Pretty revolutionary stuff, huh?
On the July 3, 2006 editorial page, the Wall Street Journal completed its "through the looking glass" editorial hat trick courtesy of the "After Hamden" piece. The very first paragraph begins with
American's political elites certainly have come a long way since September 11.
Wow, in the very first sentence, the editorial board manages to reframe a Republican dominated Supreme Court decision as the doings of "political elites" (read "liberals") and to confound a basic issue about human rights, due process and checks and balances with security in a post September 11 world.
The coup de grace of the Journal editorial comes in the following comment towards the end:
But there's a reason the Founders gave Presidents the bulk of the Constitutional power to wage war, leaving to Congress mainly the power to declare war and then finance it. The executive branch can act with speed and decisiveness that a committee of 535 simply cannot. Presidents can also be held directly accountable by voters in a way that a diffuse Congress (and especially the Supreme Court) cannot.

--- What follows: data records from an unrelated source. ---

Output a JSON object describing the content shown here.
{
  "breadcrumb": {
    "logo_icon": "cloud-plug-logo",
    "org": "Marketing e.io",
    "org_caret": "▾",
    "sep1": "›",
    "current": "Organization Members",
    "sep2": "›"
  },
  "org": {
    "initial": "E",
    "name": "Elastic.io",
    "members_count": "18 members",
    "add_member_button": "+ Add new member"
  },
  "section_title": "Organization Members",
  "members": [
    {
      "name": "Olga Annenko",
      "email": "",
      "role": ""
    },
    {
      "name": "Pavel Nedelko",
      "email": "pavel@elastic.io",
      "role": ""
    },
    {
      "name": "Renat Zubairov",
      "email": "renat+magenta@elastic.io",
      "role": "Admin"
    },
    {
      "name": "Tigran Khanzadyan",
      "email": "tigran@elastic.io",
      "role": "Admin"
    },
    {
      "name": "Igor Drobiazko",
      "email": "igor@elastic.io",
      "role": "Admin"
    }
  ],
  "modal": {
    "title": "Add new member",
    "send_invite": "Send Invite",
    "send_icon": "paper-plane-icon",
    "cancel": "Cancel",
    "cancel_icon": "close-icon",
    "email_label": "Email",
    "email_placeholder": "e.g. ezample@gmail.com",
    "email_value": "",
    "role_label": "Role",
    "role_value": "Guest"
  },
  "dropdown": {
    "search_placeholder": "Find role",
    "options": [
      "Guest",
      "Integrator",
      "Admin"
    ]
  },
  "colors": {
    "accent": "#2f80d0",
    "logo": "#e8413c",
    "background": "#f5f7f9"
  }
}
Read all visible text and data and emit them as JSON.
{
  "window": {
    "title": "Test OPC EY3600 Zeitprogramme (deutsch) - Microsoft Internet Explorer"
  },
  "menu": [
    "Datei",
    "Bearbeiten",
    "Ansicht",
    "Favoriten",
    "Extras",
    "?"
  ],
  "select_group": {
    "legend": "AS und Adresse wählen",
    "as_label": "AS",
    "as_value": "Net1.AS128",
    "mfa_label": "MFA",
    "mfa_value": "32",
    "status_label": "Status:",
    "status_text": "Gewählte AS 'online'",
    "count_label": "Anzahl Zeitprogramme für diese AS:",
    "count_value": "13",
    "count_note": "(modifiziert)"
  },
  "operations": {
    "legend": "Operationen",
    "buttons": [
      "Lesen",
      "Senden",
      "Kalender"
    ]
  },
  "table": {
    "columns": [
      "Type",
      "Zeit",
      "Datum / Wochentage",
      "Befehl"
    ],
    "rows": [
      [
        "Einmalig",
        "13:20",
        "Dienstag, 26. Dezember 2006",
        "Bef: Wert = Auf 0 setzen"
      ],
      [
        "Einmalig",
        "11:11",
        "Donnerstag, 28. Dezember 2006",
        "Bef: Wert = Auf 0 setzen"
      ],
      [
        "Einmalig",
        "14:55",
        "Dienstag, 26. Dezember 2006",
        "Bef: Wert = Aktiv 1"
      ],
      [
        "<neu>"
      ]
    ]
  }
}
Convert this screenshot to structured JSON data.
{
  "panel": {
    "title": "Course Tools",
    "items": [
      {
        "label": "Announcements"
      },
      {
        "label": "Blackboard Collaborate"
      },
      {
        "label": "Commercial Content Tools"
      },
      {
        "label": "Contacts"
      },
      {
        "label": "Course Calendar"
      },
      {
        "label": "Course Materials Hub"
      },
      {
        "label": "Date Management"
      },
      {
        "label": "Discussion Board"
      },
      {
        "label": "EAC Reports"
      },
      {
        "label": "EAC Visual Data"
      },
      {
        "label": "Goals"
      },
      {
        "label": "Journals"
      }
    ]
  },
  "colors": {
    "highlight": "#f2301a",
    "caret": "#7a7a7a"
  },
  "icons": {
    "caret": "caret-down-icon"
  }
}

How are the people to hold a President accountable at the polls in a climate where the President systematically blocks the ability of any other branch of government to monitor his conduct? How can Congress be expected to "declare" war when the President has declared a new state of permanent semi-war justifying any level of military decision making without the prior consent of Congress? How can Congress effectively control the purse strings of the military when the President systematically hides the existence and cost of critical, costly programs from oversight by Congress?